How might the “Brexit” vote by the UK to leave the European Union affect privacy law?
Nothing will change immediately and for now, the UK still operates under the current Data Protection Act. As with many things European privacy-related right now, there is no clear answer to the question of what happens in the longer term - the path and timeline to ‘Brexit’ is still uncertain. Article 50 gives a time period of two years for an exit to be negotiated, but it is unclear when Article 50 will be triggered. The earliest exit point is likely to be Q4 of 2018. In the interim the UK will continue to operate under its current legislation.
What happens post ‘Brexit’ depends on the nature of the UK’s relationship with the EU:
- If the UK leaves the EU, but joins the European Free Trade Association and remains part of the European Economic Area (EEA), the UK would still be required to comply with the Data Protection Directive, and the upcoming General Data Protection Regulation would take effect on UK based companies as planned (currently May 2018).

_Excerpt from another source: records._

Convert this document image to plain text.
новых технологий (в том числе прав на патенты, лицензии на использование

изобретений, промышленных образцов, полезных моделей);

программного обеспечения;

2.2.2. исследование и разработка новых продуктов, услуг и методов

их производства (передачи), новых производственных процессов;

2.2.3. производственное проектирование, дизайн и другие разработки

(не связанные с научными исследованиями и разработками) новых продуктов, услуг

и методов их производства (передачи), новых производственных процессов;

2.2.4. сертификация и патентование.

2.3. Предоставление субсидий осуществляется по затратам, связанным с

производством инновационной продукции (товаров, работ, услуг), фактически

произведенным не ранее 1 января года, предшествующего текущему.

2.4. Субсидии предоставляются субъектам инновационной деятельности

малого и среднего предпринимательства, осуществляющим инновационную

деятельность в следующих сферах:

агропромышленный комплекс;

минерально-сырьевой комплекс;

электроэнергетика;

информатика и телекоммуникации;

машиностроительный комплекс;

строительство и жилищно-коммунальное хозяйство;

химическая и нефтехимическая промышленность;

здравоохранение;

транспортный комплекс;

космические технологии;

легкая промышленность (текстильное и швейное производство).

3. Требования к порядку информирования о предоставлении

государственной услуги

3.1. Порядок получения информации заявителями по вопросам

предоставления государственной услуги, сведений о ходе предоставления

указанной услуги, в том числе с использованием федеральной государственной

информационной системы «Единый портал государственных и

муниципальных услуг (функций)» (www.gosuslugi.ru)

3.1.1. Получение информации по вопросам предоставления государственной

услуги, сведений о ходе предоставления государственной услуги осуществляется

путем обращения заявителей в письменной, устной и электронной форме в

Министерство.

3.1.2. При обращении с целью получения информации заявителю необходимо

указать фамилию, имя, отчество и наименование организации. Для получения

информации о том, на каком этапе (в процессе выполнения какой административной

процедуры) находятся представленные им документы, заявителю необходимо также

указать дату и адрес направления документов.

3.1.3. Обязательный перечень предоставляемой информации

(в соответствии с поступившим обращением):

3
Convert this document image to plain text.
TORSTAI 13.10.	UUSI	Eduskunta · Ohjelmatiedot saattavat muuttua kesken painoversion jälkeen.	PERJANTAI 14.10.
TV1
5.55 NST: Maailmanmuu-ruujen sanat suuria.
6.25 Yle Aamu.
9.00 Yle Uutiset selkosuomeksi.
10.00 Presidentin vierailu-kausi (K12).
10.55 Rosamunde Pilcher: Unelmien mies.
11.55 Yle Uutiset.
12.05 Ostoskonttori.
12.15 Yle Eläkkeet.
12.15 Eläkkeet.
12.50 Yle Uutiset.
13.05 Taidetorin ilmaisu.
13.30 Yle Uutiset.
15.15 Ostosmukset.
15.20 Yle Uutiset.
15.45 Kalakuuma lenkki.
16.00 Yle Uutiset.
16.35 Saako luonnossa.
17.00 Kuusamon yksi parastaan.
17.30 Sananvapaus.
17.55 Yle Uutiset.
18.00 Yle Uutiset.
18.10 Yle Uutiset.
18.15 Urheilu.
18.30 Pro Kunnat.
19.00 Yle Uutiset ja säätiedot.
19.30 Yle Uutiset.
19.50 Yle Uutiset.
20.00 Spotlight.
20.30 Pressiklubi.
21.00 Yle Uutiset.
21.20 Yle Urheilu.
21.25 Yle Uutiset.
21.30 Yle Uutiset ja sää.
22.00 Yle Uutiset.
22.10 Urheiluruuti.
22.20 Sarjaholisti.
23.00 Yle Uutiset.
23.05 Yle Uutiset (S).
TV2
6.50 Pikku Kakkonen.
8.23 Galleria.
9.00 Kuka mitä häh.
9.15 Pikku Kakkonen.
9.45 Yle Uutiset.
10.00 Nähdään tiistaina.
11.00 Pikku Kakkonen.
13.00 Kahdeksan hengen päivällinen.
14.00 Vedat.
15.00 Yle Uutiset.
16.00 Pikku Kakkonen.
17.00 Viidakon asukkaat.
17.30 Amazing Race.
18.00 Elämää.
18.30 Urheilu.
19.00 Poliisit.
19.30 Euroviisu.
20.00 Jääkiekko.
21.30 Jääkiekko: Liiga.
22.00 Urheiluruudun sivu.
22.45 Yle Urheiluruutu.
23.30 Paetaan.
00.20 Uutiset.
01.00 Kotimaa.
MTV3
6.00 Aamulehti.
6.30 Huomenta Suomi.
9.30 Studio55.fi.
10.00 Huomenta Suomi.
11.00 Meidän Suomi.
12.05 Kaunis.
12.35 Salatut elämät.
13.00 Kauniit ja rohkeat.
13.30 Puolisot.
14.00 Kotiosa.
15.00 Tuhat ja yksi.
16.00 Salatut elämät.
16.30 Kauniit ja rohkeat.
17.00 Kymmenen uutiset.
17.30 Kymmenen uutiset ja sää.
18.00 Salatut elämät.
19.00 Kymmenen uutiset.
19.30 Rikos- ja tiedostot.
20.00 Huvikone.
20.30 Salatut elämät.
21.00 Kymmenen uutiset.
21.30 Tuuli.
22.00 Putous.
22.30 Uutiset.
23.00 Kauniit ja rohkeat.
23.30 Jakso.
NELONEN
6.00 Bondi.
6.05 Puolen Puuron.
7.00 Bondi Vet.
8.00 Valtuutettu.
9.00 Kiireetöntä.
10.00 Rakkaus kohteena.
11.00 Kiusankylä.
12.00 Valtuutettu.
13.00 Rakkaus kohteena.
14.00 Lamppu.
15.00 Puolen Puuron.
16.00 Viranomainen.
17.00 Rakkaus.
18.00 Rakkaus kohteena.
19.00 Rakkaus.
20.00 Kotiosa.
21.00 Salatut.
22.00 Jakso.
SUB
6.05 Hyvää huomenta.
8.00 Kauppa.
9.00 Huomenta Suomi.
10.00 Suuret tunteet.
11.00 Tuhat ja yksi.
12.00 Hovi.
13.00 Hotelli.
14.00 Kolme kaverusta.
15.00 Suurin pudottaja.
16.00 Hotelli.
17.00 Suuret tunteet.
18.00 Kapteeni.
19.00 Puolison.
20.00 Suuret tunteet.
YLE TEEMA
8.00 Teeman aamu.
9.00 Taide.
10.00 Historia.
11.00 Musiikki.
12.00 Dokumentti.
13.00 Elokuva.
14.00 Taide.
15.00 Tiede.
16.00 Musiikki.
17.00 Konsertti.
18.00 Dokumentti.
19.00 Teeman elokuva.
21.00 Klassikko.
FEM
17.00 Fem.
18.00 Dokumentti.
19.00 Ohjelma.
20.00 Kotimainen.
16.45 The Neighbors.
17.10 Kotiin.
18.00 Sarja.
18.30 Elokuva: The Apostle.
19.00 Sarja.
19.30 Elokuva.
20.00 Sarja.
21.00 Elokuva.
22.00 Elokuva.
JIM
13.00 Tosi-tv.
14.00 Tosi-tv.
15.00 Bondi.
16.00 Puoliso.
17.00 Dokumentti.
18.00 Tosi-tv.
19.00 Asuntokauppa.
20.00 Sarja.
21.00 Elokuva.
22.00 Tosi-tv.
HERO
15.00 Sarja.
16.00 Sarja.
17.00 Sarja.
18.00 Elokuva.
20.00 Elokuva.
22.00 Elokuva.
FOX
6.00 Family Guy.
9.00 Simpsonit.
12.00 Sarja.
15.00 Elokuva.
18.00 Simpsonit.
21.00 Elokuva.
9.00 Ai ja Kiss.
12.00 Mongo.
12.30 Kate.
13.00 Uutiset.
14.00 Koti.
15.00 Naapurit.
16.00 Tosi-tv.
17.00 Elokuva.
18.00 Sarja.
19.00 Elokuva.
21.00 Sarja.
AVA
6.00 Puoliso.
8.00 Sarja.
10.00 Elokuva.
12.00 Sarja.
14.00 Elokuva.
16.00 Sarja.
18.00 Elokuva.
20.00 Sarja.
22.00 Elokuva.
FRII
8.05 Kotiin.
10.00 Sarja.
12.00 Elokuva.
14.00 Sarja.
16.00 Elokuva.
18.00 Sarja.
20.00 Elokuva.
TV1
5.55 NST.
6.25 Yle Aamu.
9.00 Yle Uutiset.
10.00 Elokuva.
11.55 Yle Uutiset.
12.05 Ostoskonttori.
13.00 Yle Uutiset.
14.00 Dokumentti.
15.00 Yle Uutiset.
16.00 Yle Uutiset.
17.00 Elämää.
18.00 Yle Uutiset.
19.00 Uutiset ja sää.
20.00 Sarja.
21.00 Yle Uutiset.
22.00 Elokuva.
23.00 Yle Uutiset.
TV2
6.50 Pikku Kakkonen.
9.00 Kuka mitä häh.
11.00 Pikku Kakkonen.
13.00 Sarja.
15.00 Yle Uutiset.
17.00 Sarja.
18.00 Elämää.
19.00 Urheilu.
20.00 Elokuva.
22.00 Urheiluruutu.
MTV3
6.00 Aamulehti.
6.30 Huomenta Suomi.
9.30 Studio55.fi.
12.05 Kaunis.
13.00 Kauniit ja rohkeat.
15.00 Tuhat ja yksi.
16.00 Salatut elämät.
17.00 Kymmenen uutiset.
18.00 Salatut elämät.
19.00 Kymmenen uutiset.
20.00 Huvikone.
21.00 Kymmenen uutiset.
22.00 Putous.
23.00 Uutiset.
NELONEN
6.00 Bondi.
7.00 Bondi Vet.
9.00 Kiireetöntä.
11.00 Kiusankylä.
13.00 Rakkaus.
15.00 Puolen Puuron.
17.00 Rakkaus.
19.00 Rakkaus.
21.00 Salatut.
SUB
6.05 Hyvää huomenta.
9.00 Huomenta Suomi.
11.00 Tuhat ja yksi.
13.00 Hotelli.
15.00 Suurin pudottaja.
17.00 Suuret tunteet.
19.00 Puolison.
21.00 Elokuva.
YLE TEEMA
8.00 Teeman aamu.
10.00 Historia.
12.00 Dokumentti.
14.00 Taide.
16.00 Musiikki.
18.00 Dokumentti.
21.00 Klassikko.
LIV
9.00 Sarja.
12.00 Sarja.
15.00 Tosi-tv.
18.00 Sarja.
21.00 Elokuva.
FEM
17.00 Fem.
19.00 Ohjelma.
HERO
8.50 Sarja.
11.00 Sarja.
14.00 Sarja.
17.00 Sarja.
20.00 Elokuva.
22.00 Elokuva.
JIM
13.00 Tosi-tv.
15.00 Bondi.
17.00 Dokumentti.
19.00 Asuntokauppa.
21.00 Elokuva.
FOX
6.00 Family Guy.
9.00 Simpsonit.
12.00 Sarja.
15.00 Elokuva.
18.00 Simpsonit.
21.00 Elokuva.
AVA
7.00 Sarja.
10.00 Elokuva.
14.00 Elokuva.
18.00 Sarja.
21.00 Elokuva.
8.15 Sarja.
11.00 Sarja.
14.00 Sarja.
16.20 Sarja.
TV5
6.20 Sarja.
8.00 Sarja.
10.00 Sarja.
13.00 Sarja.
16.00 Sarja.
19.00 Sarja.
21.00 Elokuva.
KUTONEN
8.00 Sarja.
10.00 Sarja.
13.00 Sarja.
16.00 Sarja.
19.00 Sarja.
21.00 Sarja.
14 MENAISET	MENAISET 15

- If the UK leaves the EU without any form of free trade agreement, the UK would be free to revise its data protection framework, deviate from EU standards and the upcoming GDPR would have no direct effect. The key issue for businesses in the UK would be whether or not the European Commission would designate the UK as ‘adequate – i.e with privacy standards that are equivlanet to the GDPR. If it didn’t, data transfers from the EEA to the UK would be subject to stricter requirements, much like data transfers to the USA.
- For US service provider companies, the UK not remaining part of the EEA would mean that data transfers would, in theory, be subject to less restriction. However, the UK would need to balance the benefits of easier transfers to the US against the need to maintain robust privacy laws to ease the flow of data from the EEA to the UK.